Lately, I have been noticing my boob’s. Not in the fun, lingerie-shopping way. More in the quiet, catch-your-reflection way. The way you notice your body changing when you’re not trying to analyse it, you’re just living and suddenly… there it is. A new shape. A new softness. A new gravity.
Here’s what’s been happening. I’ve been training. Consistently. At home, I do upper body strength and Pilates, and at the gym I’m on the chest press, lat pull, shoulder press. Not chasing some dramatic transformation, just building strength in a body that needs more support now, especially with my hip.
And it’s working.
I’ve lost weight over the last 5 weeks. I was 59.2 kg and now I’m 57.6 kg. And honestly, I don’t mind it at all. If anything, it feels like relief. Less strain. Less load. Less pressure on a joint that’s already asking me for patience.

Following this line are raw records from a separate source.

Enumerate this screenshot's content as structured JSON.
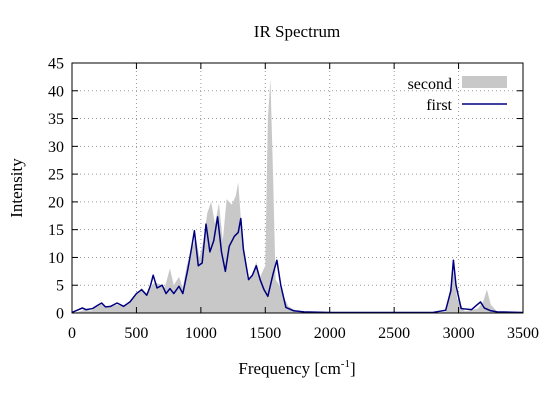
{
  "chart_data": {
    "type": "area",
    "title": "IR Spectrum",
    "xlabel": "Frequency [cm",
    "xlabel_sup": "-1",
    "xlabel_suffix": "]",
    "ylabel": "Intensity",
    "xlim": [
      0,
      3500
    ],
    "ylim": [
      0,
      45
    ],
    "x_ticks": [
      0,
      500,
      1000,
      1500,
      2000,
      2500,
      3000,
      3500
    ],
    "y_ticks": [
      0,
      5,
      10,
      15,
      20,
      25,
      30,
      35,
      40,
      45
    ],
    "grid": true,
    "legend_position": "top-right",
    "series": [
      {
        "name": "second",
        "style": "filled-area",
        "color": "#c8c8c8",
        "points": [
          [
            0,
            0
          ],
          [
            50,
            0.2
          ],
          [
            100,
            0.6
          ],
          [
            150,
            0.4
          ],
          [
            200,
            1.2
          ],
          [
            230,
            1.6
          ],
          [
            260,
            1.0
          ],
          [
            300,
            1.1
          ],
          [
            350,
            1.5
          ],
          [
            400,
            1.1
          ],
          [
            450,
            1.8
          ],
          [
            500,
            3.4
          ],
          [
            540,
            4.5
          ],
          [
            580,
            3.5
          ],
          [
            610,
            4.6
          ],
          [
            640,
            5.5
          ],
          [
            680,
            5.2
          ],
          [
            720,
            4.6
          ],
          [
            760,
            8.0
          ],
          [
            790,
            5.0
          ],
          [
            830,
            6.5
          ],
          [
            860,
            4.6
          ],
          [
            890,
            8.5
          ],
          [
            930,
            11.5
          ],
          [
            960,
            13.5
          ],
          [
            990,
            10.0
          ],
          [
            1020,
            13.0
          ],
          [
            1050,
            18.0
          ],
          [
            1080,
            20.0
          ],
          [
            1110,
            16.0
          ],
          [
            1140,
            19.8
          ],
          [
            1170,
            13.0
          ],
          [
            1200,
            20.5
          ],
          [
            1240,
            19.5
          ],
          [
            1270,
            21.0
          ],
          [
            1290,
            23.5
          ],
          [
            1320,
            14.0
          ],
          [
            1360,
            6.0
          ],
          [
            1400,
            7.0
          ],
          [
            1430,
            9.2
          ],
          [
            1460,
            6.5
          ],
          [
            1500,
            8.5
          ],
          [
            1520,
            35.0
          ],
          [
            1540,
            42.0
          ],
          [
            1560,
            25.0
          ],
          [
            1580,
            6.0
          ],
          [
            1610,
            5.0
          ],
          [
            1640,
            3.0
          ],
          [
            1680,
            1.2
          ],
          [
            1750,
            0.3
          ],
          [
            1850,
            0.1
          ],
          [
            2000,
            0
          ],
          [
            2800,
            0
          ],
          [
            2900,
            0.2
          ],
          [
            2960,
            7.5
          ],
          [
            2990,
            2.5
          ],
          [
            3050,
            0.3
          ],
          [
            3150,
            0.8
          ],
          [
            3190,
            2.0
          ],
          [
            3220,
            4.2
          ],
          [
            3250,
            1.5
          ],
          [
            3300,
            0.2
          ],
          [
            3500,
            0
          ]
        ]
      },
      {
        "name": "first",
        "style": "line",
        "color": "#00007f",
        "points": [
          [
            0,
            0.1
          ],
          [
            50,
            0.6
          ],
          [
            80,
            0.9
          ],
          [
            110,
            0.6
          ],
          [
            160,
            0.8
          ],
          [
            200,
            1.4
          ],
          [
            230,
            1.8
          ],
          [
            260,
            1.1
          ],
          [
            300,
            1.2
          ],
          [
            350,
            1.8
          ],
          [
            400,
            1.2
          ],
          [
            450,
            2.0
          ],
          [
            500,
            3.5
          ],
          [
            540,
            4.2
          ],
          [
            580,
            3.2
          ],
          [
            610,
            5.0
          ],
          [
            630,
            6.8
          ],
          [
            660,
            4.5
          ],
          [
            700,
            5.0
          ],
          [
            730,
            3.5
          ],
          [
            760,
            4.4
          ],
          [
            790,
            3.5
          ],
          [
            830,
            4.8
          ],
          [
            860,
            3.5
          ],
          [
            900,
            8.0
          ],
          [
            930,
            12.0
          ],
          [
            950,
            14.8
          ],
          [
            980,
            8.5
          ],
          [
            1010,
            9.0
          ],
          [
            1040,
            16.0
          ],
          [
            1070,
            11.0
          ],
          [
            1100,
            13.0
          ],
          [
            1130,
            17.3
          ],
          [
            1160,
            11.0
          ],
          [
            1190,
            7.5
          ],
          [
            1220,
            12.0
          ],
          [
            1260,
            13.8
          ],
          [
            1290,
            14.5
          ],
          [
            1310,
            17.0
          ],
          [
            1330,
            11.5
          ],
          [
            1370,
            6.0
          ],
          [
            1400,
            6.8
          ],
          [
            1430,
            8.5
          ],
          [
            1460,
            6.0
          ],
          [
            1490,
            4.2
          ],
          [
            1520,
            3.0
          ],
          [
            1560,
            7.0
          ],
          [
            1590,
            9.5
          ],
          [
            1620,
            5.0
          ],
          [
            1660,
            1.0
          ],
          [
            1720,
            0.4
          ],
          [
            1800,
            0.2
          ],
          [
            2000,
            0.1
          ],
          [
            2800,
            0.1
          ],
          [
            2900,
            0.5
          ],
          [
            2940,
            4.0
          ],
          [
            2960,
            9.5
          ],
          [
            2980,
            5.0
          ],
          [
            3020,
            0.8
          ],
          [
            3100,
            0.6
          ],
          [
            3140,
            1.4
          ],
          [
            3170,
            2.0
          ],
          [
            3200,
            0.9
          ],
          [
            3250,
            0.4
          ],
          [
            3300,
            0.2
          ],
          [
            3500,
            0.1
          ]
        ]
      }
    ]
  }
}
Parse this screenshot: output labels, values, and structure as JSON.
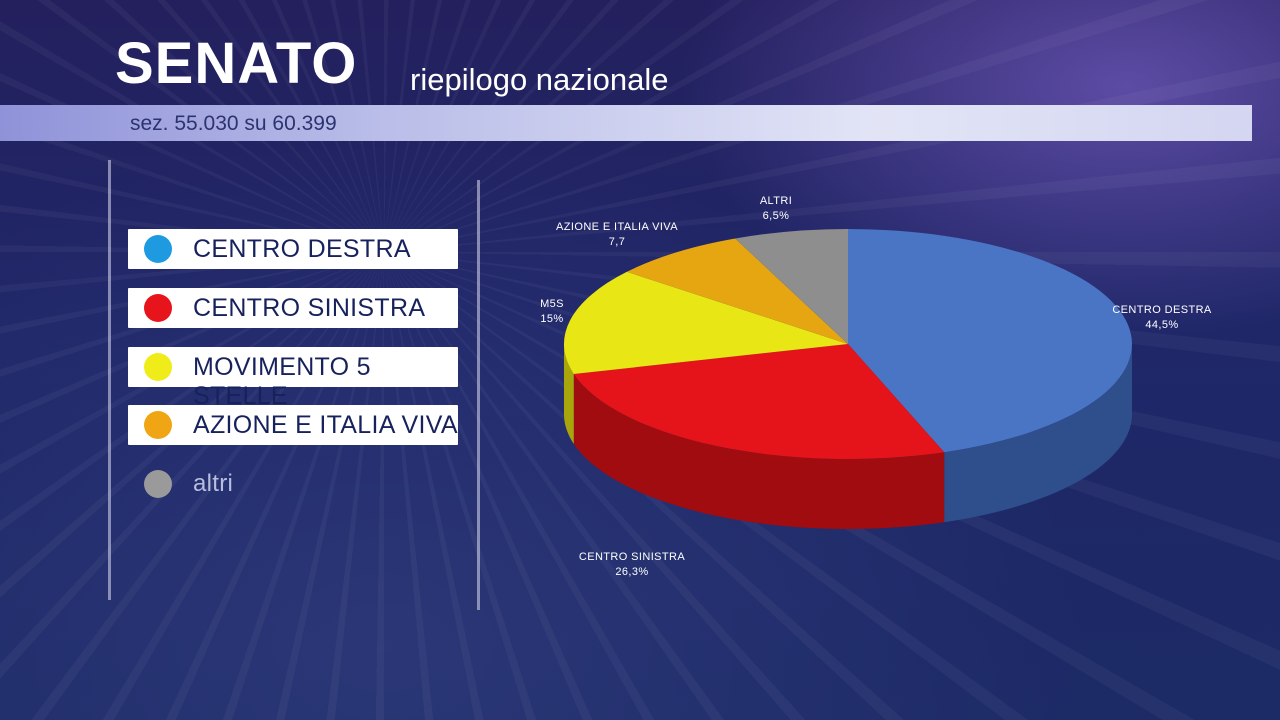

But there’s been a side effect I didn’t fully expect. My boobs have changed. They’ve gone flatter. When I’m not wearing a bra, they look like they are hanging, like they have quietly given up on the idea of being perky without help. And yet if I hold them, they’re still there. Still a handful of flesh. Still mine. Just… not sitting where they used to sit. Not shaped the way they used to be shaped.
And that’s the part that messes with your head a little, isn’t it. Because it’s not like they’ve disappeared. It’s more like they’ve redistributed. Like the volume has moved lower and wider, and the upper fullness has softened. Like the scaffolding has changed.
And then there’s the HRT. For the last two months and a bit, I’ve been swapping between Evorel 50 and Evorel Conti every two weeks. And I can literally feel how my body shifts depending on where I am in that cycle. Some weeks I feel fuller, puffier, more held. Other weeks I feel a bit flatter, a bit deflated, like my body is exhaling.
It’s wild how much of midlife is learning to live inside those fluctuations without turning them into a crisis. Because I could make this mean something dramatic.
I could turn it into a story about ageing. Or losing femininity. Or my body becoming unfamiliar. I could spiral into that place where you start wondering if you’re doing something wrong. But when I’m honest, I don’t think it’s wrong. I think it’s real.
This is what happens when you lose weight. Especially when your body has stored softness in your chest. This is what happens when hormones are shifting, even with support. This is what happens when you’re building muscle in your shoulders and arms and posture is changing and your frame is literally rearranging itself.
It’s not a failure. It’s physics. It’s hormones. It’s biology. And it’s also an invitation. Because the truth is, I’ve been training in a way that mostly hits my shoulders and arms. That’s what I feel when I work out. And I realised something simple but important: if I want lift, if I want shape, if I want that subtle shelf that changes how everything sits, then I need to train my chest properly. Not obsessively. Not to change who I am. Just intentionally.
So now I’m doing what I always do in midlife: I’m adjusting. Softly. Practically. Without drama. I recently invested in padded plunge bras with wires and side support, and they help. They pull everything forward, they give shape, they remind me that sometimes support isn’t vanity, it’s structure. Even my sports bra gives me a boost and cleavage, and I find that strangely comforting. Like, okay. We’re still in here. We’re just responding to the new rules.
And maybe that’s what this whole chapter is. Learning the new rules. Learning where the softness goes when you lose weight. Learning how your body responds when you strength train. Learning how different you can look depending on whether you are supported or not. Learning how to work with what is changing instead of resisting it.
Some days I miss the old shape. Some days I feel proud of this new discipline, this new strength, this new sense of me taking care of myself in a way I never did before. And most days, I’m somewhere in between. Not panicking. Not pretending. Just noticing.
Midlife has a way of humbling you and empowering you in the same breath. One minute you’re celebrating the weight loss and the strength, the next minute you’re standing in front of a mirror thinking… when did my body start moving like this?